As you may know, Japan has been stuck in deflation for 30 years or so. A country that was once set to take over the economic world (remember the fear in the US over Japanese purchases of iconic US real estate) wound up crashing and burning rather spectacularly, and has since been slogging around in an economic landscape of half-measures and indecision ever since. Japan has, in fact, been a cautionary tale for Western economies. For the most part, however, the West has not learned the lessons of Japan as we see Europe sliding into a deflationary spiral, led by Sweden and Germany, and US inflation barely flirting with the 2% Fed target. With the election of Prime Minister Abe, Japanese leadership has made clawing out of this deflation trap a priority, and the latest announcements are further attempts to do so.
The Bank of Japan announced it would significantly increase its bond buying program to 80 trillion yen per year. The effect of this policy is likely to continue the dollar’s strengthening against the yen, to drive down bond yields, and boost stocks, particularly in the US.

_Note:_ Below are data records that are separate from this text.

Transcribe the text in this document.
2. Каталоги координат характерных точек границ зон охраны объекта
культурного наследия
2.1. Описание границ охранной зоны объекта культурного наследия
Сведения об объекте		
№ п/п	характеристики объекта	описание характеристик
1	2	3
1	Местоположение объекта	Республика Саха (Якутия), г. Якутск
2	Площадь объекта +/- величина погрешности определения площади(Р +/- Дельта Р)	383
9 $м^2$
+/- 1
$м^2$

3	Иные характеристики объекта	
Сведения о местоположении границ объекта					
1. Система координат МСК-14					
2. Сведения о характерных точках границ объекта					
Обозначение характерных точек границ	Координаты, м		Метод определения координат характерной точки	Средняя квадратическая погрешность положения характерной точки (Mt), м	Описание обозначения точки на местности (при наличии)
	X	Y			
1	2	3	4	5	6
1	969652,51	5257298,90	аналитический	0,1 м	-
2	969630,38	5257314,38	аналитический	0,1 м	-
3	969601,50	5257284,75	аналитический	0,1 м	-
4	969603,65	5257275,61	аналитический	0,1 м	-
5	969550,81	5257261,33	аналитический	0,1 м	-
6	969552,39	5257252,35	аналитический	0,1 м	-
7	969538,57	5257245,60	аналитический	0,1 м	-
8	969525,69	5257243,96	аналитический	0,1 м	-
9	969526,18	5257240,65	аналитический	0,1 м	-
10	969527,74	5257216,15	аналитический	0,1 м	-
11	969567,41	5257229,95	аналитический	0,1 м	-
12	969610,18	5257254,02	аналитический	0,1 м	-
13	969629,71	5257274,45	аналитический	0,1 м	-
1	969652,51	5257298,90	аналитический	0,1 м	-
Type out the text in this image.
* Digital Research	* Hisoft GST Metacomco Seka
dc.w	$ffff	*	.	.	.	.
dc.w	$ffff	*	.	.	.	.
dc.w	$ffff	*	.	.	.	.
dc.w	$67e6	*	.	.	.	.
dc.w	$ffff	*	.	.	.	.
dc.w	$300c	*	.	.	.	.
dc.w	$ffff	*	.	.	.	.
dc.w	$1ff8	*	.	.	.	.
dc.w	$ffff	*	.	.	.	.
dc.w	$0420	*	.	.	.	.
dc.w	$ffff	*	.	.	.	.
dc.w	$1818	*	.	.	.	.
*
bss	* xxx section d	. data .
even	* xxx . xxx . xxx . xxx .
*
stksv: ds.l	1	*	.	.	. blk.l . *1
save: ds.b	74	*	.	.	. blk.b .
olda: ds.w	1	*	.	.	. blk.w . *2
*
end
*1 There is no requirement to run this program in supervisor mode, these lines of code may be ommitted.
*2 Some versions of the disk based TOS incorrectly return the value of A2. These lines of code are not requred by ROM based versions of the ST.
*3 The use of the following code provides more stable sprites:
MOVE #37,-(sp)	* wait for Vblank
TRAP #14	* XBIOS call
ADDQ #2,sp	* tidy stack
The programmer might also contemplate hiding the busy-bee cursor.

This stands in contrast to the US where the Fed has ended its bond buying program on schedule and labor markets have improved quite a bit. In addition, economic output here expanded to an annualized 3.5% for the third quarter, and while that pace is not expected to continue, even a reduced GDP pace is better than the EU and Japan. Being better than Japan and Europe does not imply we are safely out of the woods as inflation here continues to be too low, and our corporations continue to avoid investing their hordes of cash in people, equipment, and innovation.
Next week will be a big week for data: Monday brings the ISM Manufacturing Index, Tuesday has the International Trade and the Factory Orders reports, Wednesday brings the ADP Employment Report, and Thursday provides us with the latest Jobless Claims report.